Gary Burton: More Than Enough
Many of us just celebrated Easter or Passover. I have been fortunate to have been invited to several Passover seders over the years. An important part of the seder is the retelling of the Exodus: the liberation of the Jews from Egypt. The narrator of the reflection cites God's many gifts to the Hebrew people: If God had simply parted the Red Sea for us and not given us the Torah, "dayenu," a Hebrew word that can be translated as "that would have been enough," or "for that we would have been grateful." Had God simply given us Torah but not brought us to the land of Israel, dayenu—for that we would have been grateful. And so forth.
It occurred to me that one way to fully capture Gary's achievements would be to use this form to express our gratitude and admiration of Gary—not to imply that Gary has divine powers, though some students of the vibraphone would insist he does. So bear with me. Here goes:
Had Gary simply come to Berklee as a young prodigy from small-town Indiana and inspired his classmates—dayenu—that would have been enough.
Had Gary merely been a talented sideman to Stan Getz, Hank Garland, or George Shearing—dayenu—that would have been enough.
Had he only founded his first quartet with Larry Coryell, Roy Haynes, and Steve Swallow—dayenu—that would have been enough.
Had his only recognition been to be named as Down Beat musician of the year in 1968, its youngest recipient ever—dayenu—that would have been enough.

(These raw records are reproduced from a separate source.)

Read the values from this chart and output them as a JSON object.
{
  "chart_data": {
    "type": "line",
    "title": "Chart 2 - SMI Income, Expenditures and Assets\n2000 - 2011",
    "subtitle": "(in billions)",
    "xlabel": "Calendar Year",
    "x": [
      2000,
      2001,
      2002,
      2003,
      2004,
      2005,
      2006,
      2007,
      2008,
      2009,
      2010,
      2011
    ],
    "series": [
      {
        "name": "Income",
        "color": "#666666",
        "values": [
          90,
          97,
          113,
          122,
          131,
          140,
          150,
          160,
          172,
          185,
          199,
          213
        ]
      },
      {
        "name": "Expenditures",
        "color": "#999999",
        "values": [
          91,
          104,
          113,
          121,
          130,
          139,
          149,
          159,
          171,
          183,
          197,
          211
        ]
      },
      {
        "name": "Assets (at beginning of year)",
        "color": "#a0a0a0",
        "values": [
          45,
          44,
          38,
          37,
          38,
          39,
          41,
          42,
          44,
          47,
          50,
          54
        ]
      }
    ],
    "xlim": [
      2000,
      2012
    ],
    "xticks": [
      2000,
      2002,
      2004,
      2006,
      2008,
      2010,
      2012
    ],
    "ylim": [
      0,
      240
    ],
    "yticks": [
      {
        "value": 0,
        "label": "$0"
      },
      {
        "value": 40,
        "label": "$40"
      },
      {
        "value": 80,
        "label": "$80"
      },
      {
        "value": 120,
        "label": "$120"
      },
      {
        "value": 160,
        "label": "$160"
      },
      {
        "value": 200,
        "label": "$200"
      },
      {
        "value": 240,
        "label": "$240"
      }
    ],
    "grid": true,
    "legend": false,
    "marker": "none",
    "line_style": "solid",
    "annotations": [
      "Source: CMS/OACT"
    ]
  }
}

Had he merely joined the Berklee faculty, served as dean of curriculum and then EVP, creating an endowed chair for Joe Lovano and the Herb Alpert Artist in Residence program—dayenu—that would have been enough.
Had he only launched our Music Therapy and Music Business departments, and found room for new music and ideas like rock 'n' roll and r&b and music technology in the Berklee curriculum—dayenu—that would have been enough.
Or had he only won six Grammys and been nominated for 15—dayenu—that would have been enough.
Had he only joined the ranks of musicians who reinvented their instruments through pioneering technique—such as Chick Webb, Louis Armstrong, and Earl Scruggs—by perfecting his four-mallet approach to the vibraphone—dayenu—that would have been enough.
Had he done nothing other than nurture young musicians like all of these on tonight's program and many, many others, such as Kirill Gerstein who just won the Gilmore Prize for classical piano, or Kurt Rosenwinkel, or Lionel Loueke, or Pat Metheny—dayenu—that would have been enough.
But the fact of the matter is, Gary did all these incredible things for Berklee, and for the music world. He is revered as one of the great improvisers of his generation, he has written standards still performed by young students of jazz, and has taught countless clinics and workshops. It is no exaggeration to say that without Gary, Berklee would never have become the amazing place it is today.
Gary, we are grateful beyond words. You have enriched our lives and this college in unfathomable ways. For that we are, indeed, most grateful.